17 thoughts on “Mashed potato time…”

  1. Not all potatoes mash well. I believe russet potatoes from the US are great. I’d love to find a local breed though that did equally well.

    Yes, we’ve encountered that too – some are simply not great for mash. The one here is cooked – I could detect the taste of butter and the fragrance of garlic, quite unlike the regular mashed potatoes, ours or elsewhere.

  2. From the 1st pix, I know the place well. Am not so keen into mashed potatoes but yes, mushroom soup & pamelo salad, love them to bits. Sour chicken??…..as in cooked with vinegar. 1st time heard of this dish.

    Dunno how the Cantonese do it with their sour duck but the one here, I saw in the newspaper that day the photo of the ingredients used, there were a lot of limes, not calamansi – the bigger green ones.

  3. Try to get US Russet potatoes if u can, they’re the best for mashing. If you like the garlic taste, then powdered garlic would be best.

    Here, at best they will tell you where the potatoes are from – from China, from Australia…and so on. We will just have to buy and keep our fingers crossed.

  4. Hope everything will be well soon.

    I still like their pomelo salad the most

    Thanks. I certainly hope so too. Dragging on for one month already, I’m worn out – not young myself anymore.

    Yes, still our favourite, the pomelo salad.

  5. The mashed potato looked very thick. Was it heavy on the butter?

    The sour chicken was an interesting spin. It looked good but a tad greasy.

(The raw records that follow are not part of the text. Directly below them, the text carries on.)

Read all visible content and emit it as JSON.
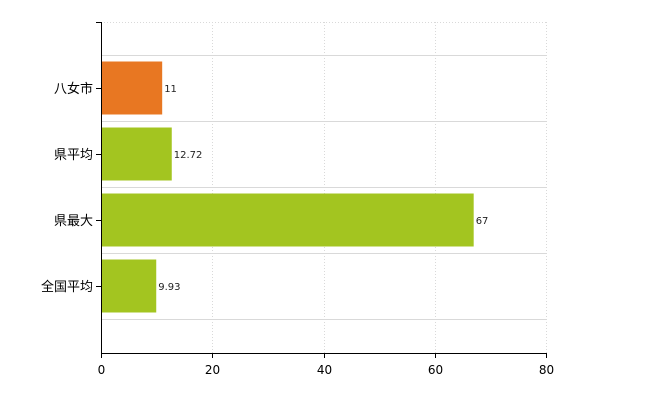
{
  "chart_data": {
    "type": "bar",
    "orientation": "horizontal",
    "categories": [
      "八女市",
      "県平均",
      "県最大",
      "全国平均"
    ],
    "values": [
      11,
      12.72,
      67,
      9.93
    ],
    "data_labels": [
      "11",
      "12.72",
      "67",
      "9.93"
    ],
    "bar_colors": [
      "#e87722",
      "#a3c520",
      "#a3c520",
      "#a3c520"
    ],
    "title": "",
    "xlabel": "",
    "ylabel": "",
    "xlim": [
      0,
      80
    ],
    "x_ticks": [
      0,
      20,
      40,
      60,
      80
    ],
    "x_tick_labels": [
      "0",
      "20",
      "40",
      "60",
      "80"
    ],
    "grid": true,
    "legend": "none"
  }
}
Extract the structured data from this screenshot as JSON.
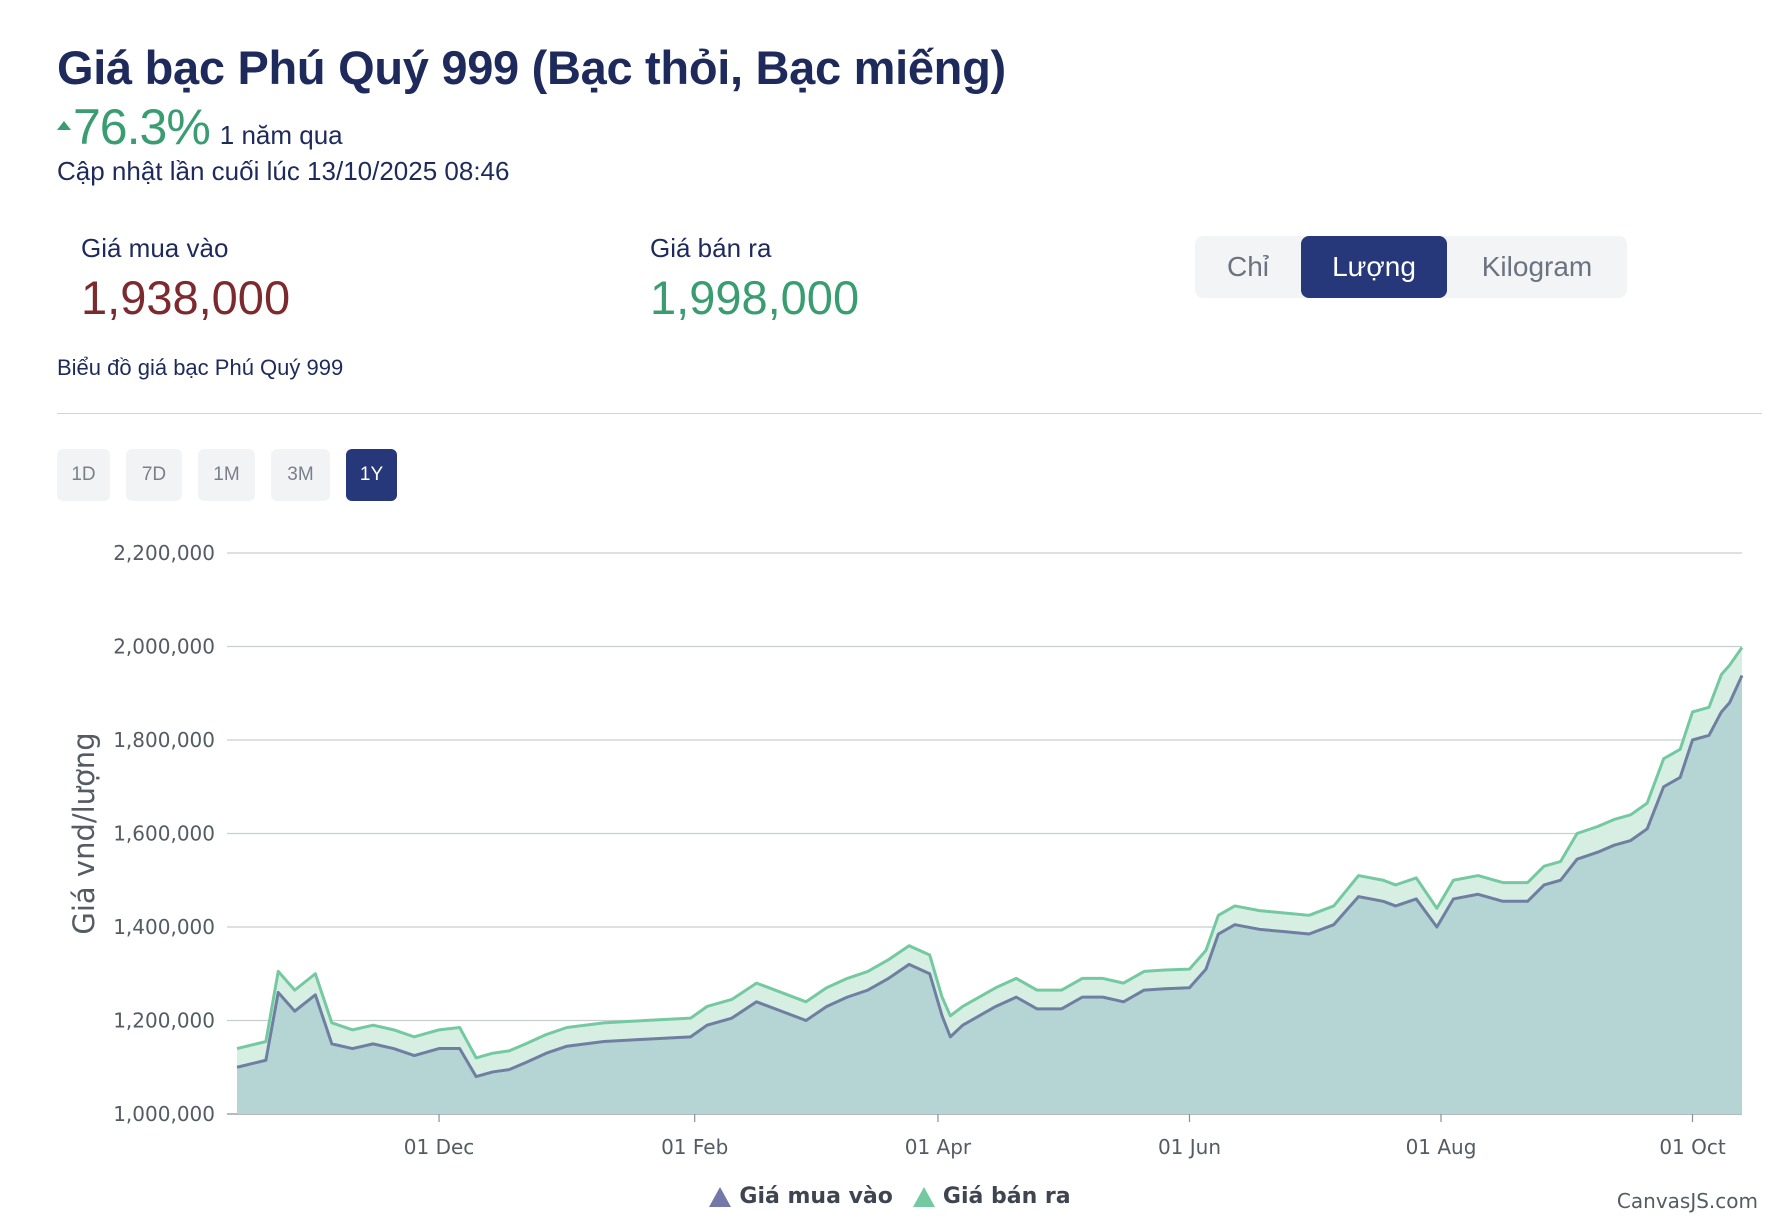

    No, not greasy – probably the reflection of the light on the thin layer skimming the surface. In fact, with chicken these days, it is virtually impossible not to have some oil, never mind if you boil or steam or fry or stew even if you go through all the trouble of removing all the skin and trimming off all the fat. Sometimes, there is so much I would need to get rid of it using my oil/fat separator. That is why I like roasting – all the oil would drip off the bird.

    Nope, could just get a hint of the butter and the garlic, not strong and definitely not over-powering. Could still enjoy the taste of the potatoes.

  6. If not wrong, heard about US Russet Potatoes being best in mashing as what Baby Sumo mention…

    See my reply to Baby Sumo.

  7. I think all your blog’s regular readers know this place from photo 1. I like to eat mashed potatoes and mushroom soup too but only a bit because I can put on weight quickly if I eat a person portion of them. Hope your mother will eat porridge soon so that you all can bring her home. Since she will eat fruits now, is she still on drip to get more nutrient?

    She was off all drips but potassium shot up too high, so now back again and she would have to stop eating all fruits especially bananas. Dunno what she will eat now. Porridge, rice…she simply refused. Really frustrating for us, the ones taking care of her. Sighhhhhh!!!!!!

    We do not usually make our own mashed nor cook our own soups – once in a while…and usually, we would cook pumpkin soup – my girl loves that.

  8. I like some texture in my mashed potatoes. Not too mash but still have some bits to bite. That is how I like my mashed potatoes.

    Long time didnt make mash at home.

    That is why I do not use the blender, mash by hand. I don’t like it too fine and too smooth either.

  9. Ooo I’ve never heard of Cantonese sour duck before … the closest thing I’d know is sweet and sour pork! 😉

    Oh? It’s a favourite delicacy among my ex-students in Kanowit, they’re Cantonese. Will cook it specially and bring to our reunion gatherings. Maybe their ancestors were from a different province from the ones in KL, I wouldn’t know.